The Slatest

Everyone Wants Credit for Killing ISIS’s Spokesman

Smoke billows following airstrikes by regime forces on rebel positions during intense fighting in Aleppo, Syria, on Aug. 18.

George Oourfalian/AFP/Getty Images

Who killed ISIS spokesman Abu Muhammad al-Adnani? The assassination, which took place near Aleppo, Syria, on Tuesday, has the key elements of a classic whodunit: multiple suspects with motive, means, and opportunity to have killed him. The difference is that they all want to be identified as the killer.

The U.S., Russia, Turkey, and the Syrian government have all conducted airstrikes in Aleppo recently and there are several rebel groups as well as Kurdish militia on the ground around the embattled city. Russia was first out of the gate to claim credit Wednesday, in typically subdued fashion:

The Russian defense ministry said Adnani was one of 40 militants killed in a bombing by one of its own jets on Tuesday. This would make him the first major ISIS figure killed by Russia and would bolster Russia’s case that its intervention in Syria is aimed at combating the group rather than, as its critics charge, merely propping up Bashar al-Assad’s regime.

But U.S. defense officials dismissed the Russian claim as “a joke” and “garbage.” The Pentagon hasn’t officially confirmed Adnani’s death yet but stopped just short, saying it “conducted a precision strike” targeting the spokesman near the ISIS-held town of al-Bab.

ISIS itself has put out a statement saying that that Adnani “was martyred while surveying operations to repel the military campaigns against Aleppo,” but hasn’t provided any details on how he was killed. According to Syria-watcher Charles Lister, there’s also a theory floating around the jihadist internet that the killing was an inside job: an IED attack carried out by supporters of Abu Luqman, another senior ISIS figure and potential rival of Adnani for succeeding Abu Bakr al-Baghdadi as the group’s leader.

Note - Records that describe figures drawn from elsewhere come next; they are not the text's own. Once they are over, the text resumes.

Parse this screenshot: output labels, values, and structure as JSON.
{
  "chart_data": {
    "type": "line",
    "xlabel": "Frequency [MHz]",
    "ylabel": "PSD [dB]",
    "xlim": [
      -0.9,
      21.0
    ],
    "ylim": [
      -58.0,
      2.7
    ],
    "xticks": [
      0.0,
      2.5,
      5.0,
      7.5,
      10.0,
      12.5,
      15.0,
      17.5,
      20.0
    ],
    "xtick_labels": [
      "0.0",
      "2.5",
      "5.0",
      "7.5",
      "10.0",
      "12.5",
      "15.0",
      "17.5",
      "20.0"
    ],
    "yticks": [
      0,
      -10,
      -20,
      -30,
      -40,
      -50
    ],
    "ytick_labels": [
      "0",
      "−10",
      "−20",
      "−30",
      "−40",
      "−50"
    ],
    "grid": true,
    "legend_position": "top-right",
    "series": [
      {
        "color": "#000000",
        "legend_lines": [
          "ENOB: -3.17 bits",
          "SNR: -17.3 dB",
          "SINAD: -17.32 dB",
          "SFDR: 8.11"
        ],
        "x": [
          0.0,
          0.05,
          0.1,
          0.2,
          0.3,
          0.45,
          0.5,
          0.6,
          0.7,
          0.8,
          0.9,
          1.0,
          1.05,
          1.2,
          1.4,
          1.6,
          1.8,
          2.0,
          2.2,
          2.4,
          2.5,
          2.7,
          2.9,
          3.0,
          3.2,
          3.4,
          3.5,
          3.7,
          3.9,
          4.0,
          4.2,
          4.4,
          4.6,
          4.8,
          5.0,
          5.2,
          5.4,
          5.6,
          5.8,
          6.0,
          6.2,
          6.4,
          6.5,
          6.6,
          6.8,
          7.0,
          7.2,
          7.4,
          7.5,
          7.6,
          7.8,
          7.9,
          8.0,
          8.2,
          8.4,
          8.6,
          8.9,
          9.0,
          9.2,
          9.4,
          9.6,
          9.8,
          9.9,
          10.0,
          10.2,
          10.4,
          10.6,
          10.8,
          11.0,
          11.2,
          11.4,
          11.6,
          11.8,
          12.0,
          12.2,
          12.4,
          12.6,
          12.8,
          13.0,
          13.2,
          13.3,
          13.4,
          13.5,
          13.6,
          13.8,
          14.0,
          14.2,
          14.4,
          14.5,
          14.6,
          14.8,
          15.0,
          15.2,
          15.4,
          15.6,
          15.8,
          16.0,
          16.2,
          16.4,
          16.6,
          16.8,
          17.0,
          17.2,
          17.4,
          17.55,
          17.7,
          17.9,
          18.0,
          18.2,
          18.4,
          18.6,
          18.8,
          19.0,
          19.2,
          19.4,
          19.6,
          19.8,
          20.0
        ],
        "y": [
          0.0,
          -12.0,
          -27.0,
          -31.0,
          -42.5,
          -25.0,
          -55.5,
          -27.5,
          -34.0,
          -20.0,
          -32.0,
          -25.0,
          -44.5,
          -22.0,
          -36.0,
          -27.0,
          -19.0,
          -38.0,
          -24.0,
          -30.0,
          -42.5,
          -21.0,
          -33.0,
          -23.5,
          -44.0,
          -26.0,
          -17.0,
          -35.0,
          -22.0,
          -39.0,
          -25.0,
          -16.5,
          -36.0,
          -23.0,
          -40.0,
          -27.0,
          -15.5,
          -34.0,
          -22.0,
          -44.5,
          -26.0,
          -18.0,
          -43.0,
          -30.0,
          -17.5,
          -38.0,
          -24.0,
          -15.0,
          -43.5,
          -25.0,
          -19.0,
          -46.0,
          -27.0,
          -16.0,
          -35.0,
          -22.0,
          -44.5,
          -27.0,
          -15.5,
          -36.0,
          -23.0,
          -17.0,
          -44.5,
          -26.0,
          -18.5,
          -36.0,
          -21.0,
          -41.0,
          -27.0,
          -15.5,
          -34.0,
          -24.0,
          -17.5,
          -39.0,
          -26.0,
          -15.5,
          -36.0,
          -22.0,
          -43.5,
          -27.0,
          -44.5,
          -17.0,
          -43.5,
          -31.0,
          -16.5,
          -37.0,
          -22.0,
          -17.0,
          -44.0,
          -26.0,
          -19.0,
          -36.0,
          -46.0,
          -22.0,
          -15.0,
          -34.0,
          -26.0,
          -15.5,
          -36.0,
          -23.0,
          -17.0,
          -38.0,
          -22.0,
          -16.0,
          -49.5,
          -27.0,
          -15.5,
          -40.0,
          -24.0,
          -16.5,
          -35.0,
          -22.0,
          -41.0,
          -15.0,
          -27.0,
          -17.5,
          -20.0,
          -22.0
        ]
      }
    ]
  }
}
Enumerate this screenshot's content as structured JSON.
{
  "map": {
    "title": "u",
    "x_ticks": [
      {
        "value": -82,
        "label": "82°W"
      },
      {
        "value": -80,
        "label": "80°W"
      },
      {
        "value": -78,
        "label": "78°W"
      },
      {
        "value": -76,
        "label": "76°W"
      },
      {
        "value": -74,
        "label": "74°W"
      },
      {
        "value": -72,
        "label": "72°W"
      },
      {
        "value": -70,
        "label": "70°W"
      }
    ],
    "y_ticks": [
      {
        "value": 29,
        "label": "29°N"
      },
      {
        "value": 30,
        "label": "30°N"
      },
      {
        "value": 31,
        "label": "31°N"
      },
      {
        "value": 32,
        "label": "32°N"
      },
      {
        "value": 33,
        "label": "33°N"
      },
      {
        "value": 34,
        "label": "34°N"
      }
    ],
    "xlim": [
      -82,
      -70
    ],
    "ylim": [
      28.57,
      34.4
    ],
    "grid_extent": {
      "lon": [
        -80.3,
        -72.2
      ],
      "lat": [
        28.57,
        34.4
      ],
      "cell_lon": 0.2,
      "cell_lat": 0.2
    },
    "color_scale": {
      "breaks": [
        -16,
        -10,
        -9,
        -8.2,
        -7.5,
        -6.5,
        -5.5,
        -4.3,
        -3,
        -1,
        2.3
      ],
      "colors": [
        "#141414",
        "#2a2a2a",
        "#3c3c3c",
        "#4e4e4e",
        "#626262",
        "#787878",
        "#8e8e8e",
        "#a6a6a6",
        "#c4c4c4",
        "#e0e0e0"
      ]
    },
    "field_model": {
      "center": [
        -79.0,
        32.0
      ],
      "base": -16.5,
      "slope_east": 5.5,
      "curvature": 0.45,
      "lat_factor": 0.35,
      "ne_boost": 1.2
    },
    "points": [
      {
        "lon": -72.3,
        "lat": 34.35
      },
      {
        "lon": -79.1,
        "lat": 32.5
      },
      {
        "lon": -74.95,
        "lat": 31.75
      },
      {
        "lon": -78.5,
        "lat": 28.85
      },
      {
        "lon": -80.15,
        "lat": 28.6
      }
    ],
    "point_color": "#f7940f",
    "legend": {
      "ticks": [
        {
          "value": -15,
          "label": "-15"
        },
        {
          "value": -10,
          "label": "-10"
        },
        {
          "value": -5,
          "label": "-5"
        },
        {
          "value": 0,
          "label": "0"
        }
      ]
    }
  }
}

The fact that the U.S. and Russia can’t even agree on basic facts about what’s happening on the ground in Syria isn’t unusual. The competing claims for Adnani’s scalp are also emblematic of how, despite months of diplomacy, including yet another marathon round of U.S.-Russia talks in Geneva this week, the foreign powers involved in fighting ISIS in Syria aren’t even close to being on the same page when it comes to overall aims and tactics. Just Thursday, Russia and Syrian government jets launched heavy airstrikes in Hama to counter an offensive by rebels including both jihadists and the U.S.-supported Free Syrian Army.

Meanwhile, the FSA is frustrated with what it sees as a lack of U.S. support and is cooperating with the Turkish armed forces, who launched an operation across its border with Syria last week. In addition to wiping out a jihadist threat on the border, the operation is also aimed at pushing back gains by U.S.-backed Syrian Kurdish forces. A failure by the U.S. to back up the Kurds will be seen as a betrayal by one of Washington’s most effective allies in the conflict.

Anyway: Whoever did the deed, the killing of Adnani, whose description as “spokesman” doesn’t quite do justice to his importance within ISIS leadership, is another major setback for a group that has been steadily losing territory on multiple fronts. This is good news, but the ISIS threat was also the one thing that the many powers that have been drawn into the Syrian mess could agree on. Its elimination from the battlefield, which to be clear is still a ways off, could simply mark the beginning of a new and even more complex phase of the conflict.